Mais aussi des mouvements secrets et invisibles: Deviner. Désirer. Somnoler. Se taire. Quelques verbes à l’infinitif pour dire le monde de la sensation pure, de l’être là, de la présence au monde et de l’effacement.

Ce monde évanoui, que la seconde partie, Poèmes, ressuscite, est fait de mots : j’écris les mots que je vois, le regard se faisant écriture. La voix qui raconte, dans une langue minimale et suspendue, a quelque chose de primaire, ou de primal. Celle d’un enfant, ou peut-être, celle de l’enfance… Elle nous parle avec la simplicité, la naïveté de phrases maladroites et inachevées et dont les temps ne concordent pas toujours, pour nous plonger dans une époque insituable où rêve et réalité se confondent.

Il y a de la douceur, il y a un chagrin diffus, mais, nous sommes consolés, répète la voix. Il y a aussi la magie qui relève des croyances de l’enfance, avec quelque chose qui pourrait sembler désuet, dans l’utilisation d’un lexique se rapportant à une autre époque, parfois à l’univers religieux, concourrant à créer cette atmosphère étrange et envoûtante pour dire ce qui n’est plus : C’est une prière (une prière apparemment).

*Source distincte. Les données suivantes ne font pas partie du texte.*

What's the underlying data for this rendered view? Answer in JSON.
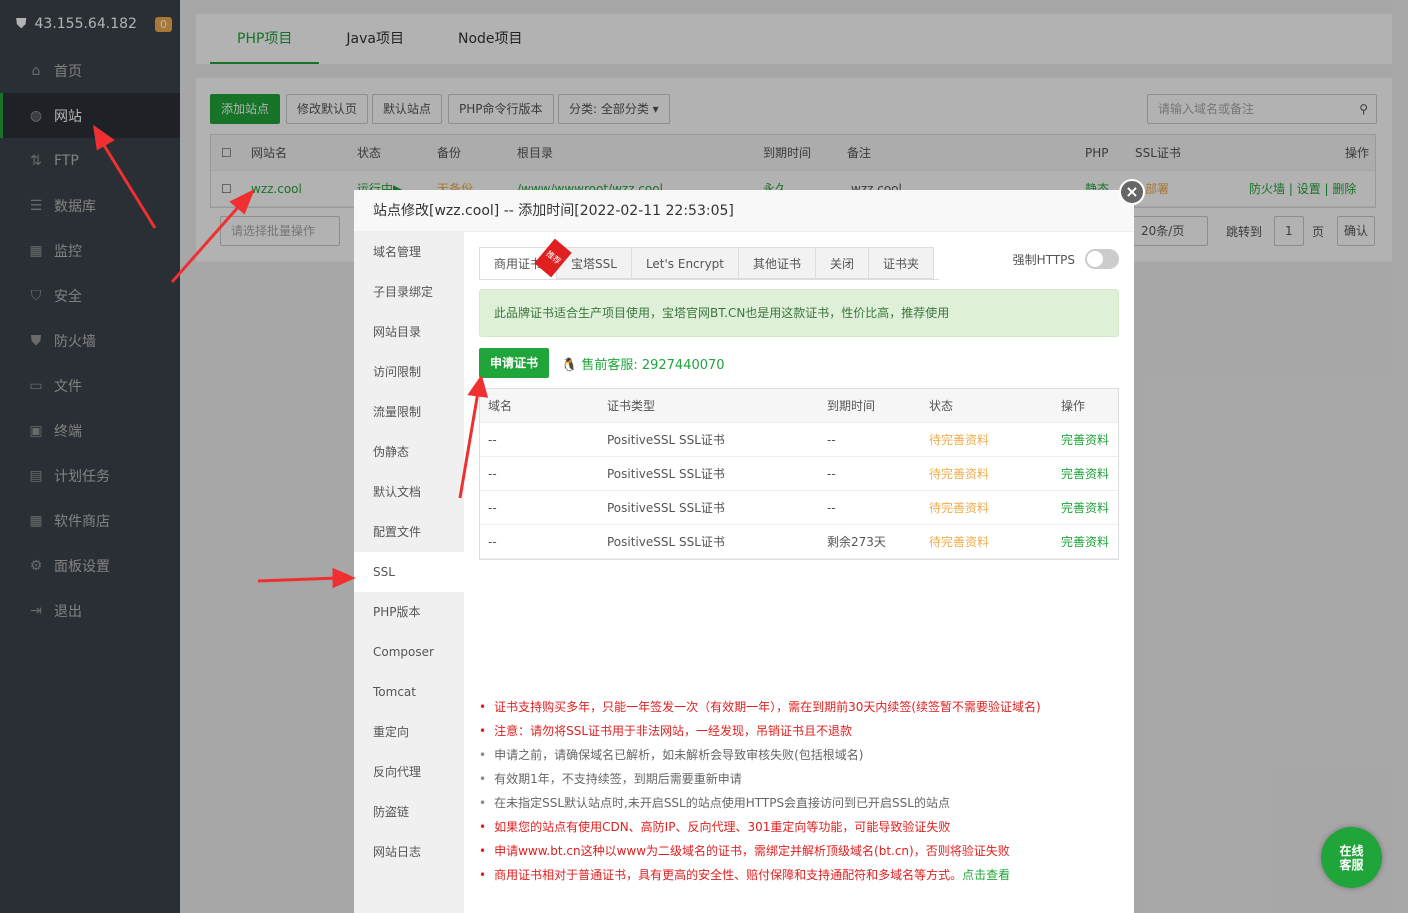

Le « je « du poème s’adresse à un être absent : le père ( défunt) de la liste du début ? Et dont la présence absence hante le texte : à mon père ( dieu de la mort) j’écris. Et plus loin dans le poème : père mon père que je m’endorme à ta main.

On trouve dans les poèmes d’Éric Sautou, la présence récurrente de certains motifs : la neige, la pluie, le ciel, les nuages, les étoiles, ces éléments d’une météorologie personnelle pour décrire non pas le temps qu’il fait, mais pour rendre le climat d’une âme.

Tout est dit avec la simplicité, l’évidence, la légèreté des papillons, ceux qui s’envolent parfois dans le texte. On est à la surface, celle qui donne à voir et révèle l’être dans sa solitude. Dans cette poésie rien ne cri, tout murmure et chuchote comme l’enfance rêveuse et triste

Le recueil se clôt sur une troisième partie très brève, la lettre, écrite depuis un autre monde, une chambre vide où les fleurs se fanent, pour dire une tentative vouée à l’échec : j’ai essayé de t’écrire. Pour dire aussi le désarroi de celui dont la voix n’atteint plus l’autre et qui s’endort avec des regrets : j’écris au bord des grilles/je suis au bord (désemparé).
L’écriture demeurant alors l’unique consolation : j’écris ton nom, je m’en souviens.